Aufgrund der in die Höhe schießenden Nahrungsmittelpreise und der durch den Wettereffekt El Niño verursachten historischen Überschwemmungen, die im Südsudan schwere Regenfälle und weiter südlich eine Dürre mit sich brachten, sind nach Angaben der Vereinten Nationen 75 Prozent der 12 Millionen Einwohner des Südsudan auf humanitäre Hilfe angewiesen.
Seit Generationen sind die Menschen, die in den fruchtbaren Ebenen des Südsudan leben, während der Hochwassersaison auf den Fischfang angewiesen und bauen Sorghum an, wenn das Wasser zurückgeht.
Doch in den letzten Jahren konnten sie auf keinerlei Einkommensquelle mehr zählen, da der Viktoriasee, der sich im Süden über Uganda, Kenia und Tansania erstreckt, aufgrund seines Rekordwasserstands flussabwärts über die Ufer trat, Millionen von Menschen zur Flucht aus ihren Häusern zwang und Ackerland überschwemmte.
Durch die diesjährigen Überschwemmungen wurden zudem 38 der 70 Distrikte des Südsudan überschwemmt. Fast eine Million Menschen waren gezwungen, ohne Grundversorgung in überfüllte Notunterkünfte auf höherem Gelände zu fliehen. Allein in einem Distrikt im Südsudan verzeichnete die internationale Hilfsorganisation Oxfam in den vergangenen drei Monaten mehr als 40 Hungertote.
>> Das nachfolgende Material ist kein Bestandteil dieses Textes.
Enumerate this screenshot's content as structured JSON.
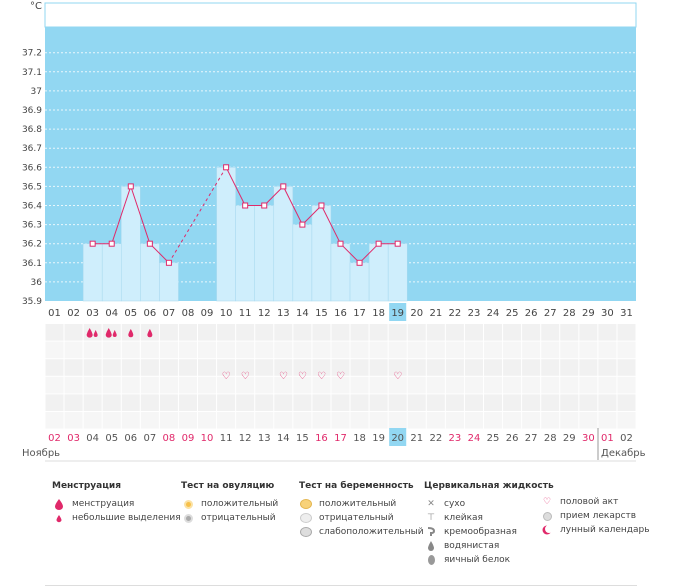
{
  "chart_data": {
    "type": "bar",
    "unit_label": "°C",
    "ylim": [
      35.9,
      37.3
    ],
    "yticks": [
      "37.2",
      "37.1",
      "37",
      "36.9",
      "36.8",
      "36.7",
      "36.6",
      "36.5",
      "36.4",
      "36.3",
      "36.2",
      "36.1",
      "36",
      "35.9"
    ],
    "days_top": [
      "01",
      "02",
      "03",
      "04",
      "05",
      "06",
      "07",
      "08",
      "09",
      "10",
      "11",
      "12",
      "13",
      "14",
      "15",
      "16",
      "17",
      "18",
      "19",
      "20",
      "21",
      "22",
      "23",
      "24",
      "25",
      "26",
      "27",
      "28",
      "29",
      "30",
      "31"
    ],
    "days_bottom": [
      "02",
      "03",
      "04",
      "05",
      "06",
      "07",
      "08",
      "09",
      "10",
      "11",
      "12",
      "13",
      "14",
      "15",
      "16",
      "17",
      "18",
      "19",
      "20",
      "21",
      "22",
      "23",
      "24",
      "25",
      "26",
      "27",
      "28",
      "29",
      "30",
      "01",
      "02"
    ],
    "bottom_red_idx": [
      0,
      1,
      6,
      7,
      8,
      14,
      15,
      21,
      22,
      28,
      29
    ],
    "highlight_idx": 18,
    "temperatures": [
      null,
      null,
      36.2,
      36.2,
      36.5,
      36.2,
      36.1,
      null,
      null,
      36.6,
      36.4,
      36.4,
      36.5,
      36.3,
      36.4,
      36.2,
      36.1,
      36.2,
      36.2,
      null,
      null,
      null,
      null,
      null,
      null,
      null,
      null,
      null,
      null,
      null,
      null
    ],
    "dashed_segments": [
      [
        6,
        9
      ]
    ],
    "menstruation": [
      {
        "idx": 2,
        "kind": "menstruation"
      },
      {
        "idx": 3,
        "kind": "menstruation"
      },
      {
        "idx": 4,
        "kind": "spotting"
      },
      {
        "idx": 5,
        "kind": "spotting"
      }
    ],
    "intercourse_idx": [
      9,
      10,
      12,
      13,
      14,
      15,
      18
    ],
    "colors": {
      "band": "#92d7f2",
      "bar": "#cfeefc",
      "bar_edge": "#a6d8ee",
      "line": "#e0296a",
      "dashed": "#e0296a",
      "grid": "#ffffff",
      "highlight": "#92d7f2",
      "red_day": "#e0296a",
      "plain_day": "#555555",
      "heart": "#e0296a"
    }
  },
  "months": {
    "left": "Ноябрь",
    "right": "Декабрь"
  },
  "legend": {
    "menstruation": {
      "title": "Менструация",
      "items": [
        "менструация",
        "небольшие выделения"
      ]
    },
    "ovulation": {
      "title": "Тест на овуляцию",
      "items": [
        "положительный",
        "отрицательный"
      ]
    },
    "pregnancy": {
      "title": "Тест на беременность",
      "items": [
        "положительный",
        "отрицательный",
        "слабоположительный"
      ]
    },
    "cervical": {
      "title": "Цервикальная жидкость",
      "items": [
        "сухо",
        "клейкая",
        "кремообразная",
        "водянистая",
        "яичный белок"
      ]
    },
    "other": {
      "items": [
        "половой акт",
        "прием лекарств",
        "лунный календарь"
      ]
    }
  },
  "icons": [
    "drop-icon",
    "small-drop-icon",
    "ovulation-positive-icon",
    "ovulation-negative-icon",
    "pregnancy-positive-icon",
    "pregnancy-negative-icon",
    "pregnancy-weak-icon",
    "dry-icon",
    "sticky-icon",
    "creamy-icon",
    "watery-icon",
    "egg-white-icon",
    "heart-icon",
    "pill-icon",
    "moon-icon"
  ]
}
„Die schweren Regenfälle haben die Lage noch schlimmer gemacht und Tausenden von Menschen, die bereits am Hungern waren, den Todesstoß versetzt“, sagte Manenji Mangundu, Oxfam-Landesdirektor im Südsudan. „Besonders schlimm ist die Lage in den Notunterkünften, wo die Menschen zusammengepfercht sind, ohne Nahrung, Wasser und angemessene sanitäre Einrichtungen.“
Nach Angaben von UN-Vertretern haben die südsudanesischen Behörden die 76 Millionen Dollar, die sie im Juli zur Unterstützung der Flutopfer versprochen hatten, noch immer nicht überwiesen. Das Welternährungsprogramm der Vereinten Nationen (WFP) verfügt nach eigenen Angaben über weniger als die Hälfte der 680 Millionen US-Dollar, die es benötigt, um den Millionen von Menschen im Südsudan zu helfen, die unter Nahrungsmittelknappheit leiden.
Nach Angaben des Finanzministeriums ist das Bruttoinlandsprodukt des Südsudan im Vergleich zum Vorjahr um 5 Prozent geschrumpft. Der Zentralbank gingen die Reserven aus, um die Landeswährung zu stützen, die seit Januar gegenüber dem Dollar mehr als 80 Prozent ihres Wertes verloren hat. Und die Inflation ist auf über 90 Prozent gestiegen.